Playing with Four Mallets: Application Opportunities
Playing with Four Mallets: Application Opportunities
by Emily Tannert Patterson and Josh Gottry
November 22, 2021
As a reminder, the terminology utilized in installments of this series on four-mallet keyboard technique were codified in Leigh Howard Stevens’ book Method of Movement. If you haven’t yet read the previous articles in the series, please check for archived articles in Rhythm! Scene. In this particular article, we’ll be addressing application of the concepts presented in these articles.
INITIAL APPLICATIONS
The most obvious way to apply four-mallet technique is to use it for specific exercises and solos written for four-mallet keyboard percussion. However, you’ll make more progress if you apply what you’ve learned in all sorts of settings as frequently as possible. Sometimes that may mean (especially if you are a younger student in a school band program) that you’ll have to make some adaptations to material that isn’t specifically written for four mallets. (If you ARE a student, make sure to clear these changes with your director before you try these!)
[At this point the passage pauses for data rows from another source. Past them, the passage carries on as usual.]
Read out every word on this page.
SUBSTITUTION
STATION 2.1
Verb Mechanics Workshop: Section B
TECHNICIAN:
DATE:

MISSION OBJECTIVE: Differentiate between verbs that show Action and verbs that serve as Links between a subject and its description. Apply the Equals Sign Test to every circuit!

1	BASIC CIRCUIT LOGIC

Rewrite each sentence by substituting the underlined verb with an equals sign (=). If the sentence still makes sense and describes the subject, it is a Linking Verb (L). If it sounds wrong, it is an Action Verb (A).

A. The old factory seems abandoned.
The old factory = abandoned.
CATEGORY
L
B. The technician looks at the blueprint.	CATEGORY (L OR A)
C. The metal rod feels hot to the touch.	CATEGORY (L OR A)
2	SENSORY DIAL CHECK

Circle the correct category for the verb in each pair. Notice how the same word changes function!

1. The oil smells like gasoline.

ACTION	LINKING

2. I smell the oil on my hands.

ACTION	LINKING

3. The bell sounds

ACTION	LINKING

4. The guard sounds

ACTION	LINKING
The easiest way to apply four-mallet technique is in daily warm-ups. This also ensures you have a designated time to practice the techniques on a daily basis. You can play chords (or 5ths or 4ths) using double vertical or single alternating strokes during long tones, and you can play scales using single independent strokes. Band parts are a bit trickier to adapt. You can use inside mallets (and occasionally some outside mallets) to play parts originally written for two mallets, but your performance must still be perfect in tone, touch, balance, and accuracy.
SOLO PERFORMANCE
The most appropriate and enriching outlet for application of your developed four-mallet technique is in solo performance. Consider what opportunities you might have for solo performance. An afternoon recital at a local nursing home, for example, would be a wonderful outreach opportunity for an appreciative audience, and a low-pressure performance opportunity for you. Some shopping malls allow for student performances in their large common spaces. Perhaps you can perform a solo between ensembles at a band concert, or if your band program does a solo and ensemble festival or solo recital event, use that as a chance to select a four-mallet solo.
Learning a keyboard solo, four-mallet or otherwise, allows you to play the primary role in the composition — something that is rare for a musician whose experience is mostly of playing band music — and to learn to shape, phrase, and present a melodic line (and often the accompaniment as well!). This is an invaluable experience. Since a majority of keyboard repertoire now requires the use of four mallets, developing and applying these skills allows you to access a much more diverse swathe of repertoire than you would otherwise be able to do.
CHOOSING LITERATURE
Take advantage of the variety of resources available to help you select your first four-mallet solos. Publisher websites, reviews of new literature in Percussive Notes, band directors, and percussion instructors are all able to help you choose your solo wisely. Starting with a short solo or etude that addresses one or two stroke types at a time, or working out of one of the many etude collections that progress pedagogically from beginning to intermediate to advanced technique will allow you to refine your technique gradually and hopefully ensure success both musically and technically.
If you’ve thoroughly read and applied to tips we’ve presented thus far in this series, you are ready to tackle some four-mallet literature, and we hope you will! Best of luck in the continued development of this new technique skill set.
Emily Tannert Patterson is a percussionist and online educator in Cambridge, UK. Previously she was a percussion educator, arranger, clinician, and consultant in the Austin, Texas, area, serving as the percussion director at Rouse High School and Wiley Middle School, in Leander, Texas from 2015–18 and at East View High School, Georgetown, Texas from 2011–15. Her ensembles garnered numerous accolades, including winning the 2016 PAS IPEC. Patterson holds a master’s degree in Percussion Performance from the University of Texas at Austin, where she studied with Thomas Burritt and Tony Edwards. Patterson earned her bachelor’s degree in Instrumental Music Studies, along with an undergraduate Performance Certificate in Percussion and her Texas teaching certificate, from UT in 2008, and received her bachelor’s degree in Journalism and Political Science from Northwestern University in 2004. Patterson marched with the Glassmen Drum and Bugle Corps in 2003 and was a member of the 2004 WGI world champion indoor drumline Music City Mystique. Prior to her move to the UK, she was active in judging around the country. Patterson holds professional memberships in the Texas Music Educators Association and PAS and serves on the PAS Education Committee.
Josh Gottry is a respected educator, accomplished percussionist, and internationally recognized composer who has been working with, and creating music for, the next generation of percussionists for over 20 years. He has served on the music faculty at college and university campuses around the Phoenix metropolitan area, works regularly with ensembles and students at all grade levels as a clinician and within his private lesson studio, and his performance record includes professional orchestras, musical theater, worship teams, jazz combos, community and chamber ensembles, as well as solo performances and recitals. Gottry is an ASCAP award-winning composer whose works have been performed at colleges and universities, junior high and high schools, and multiple national conferences, and he serves as editor for Rhythm! Scene.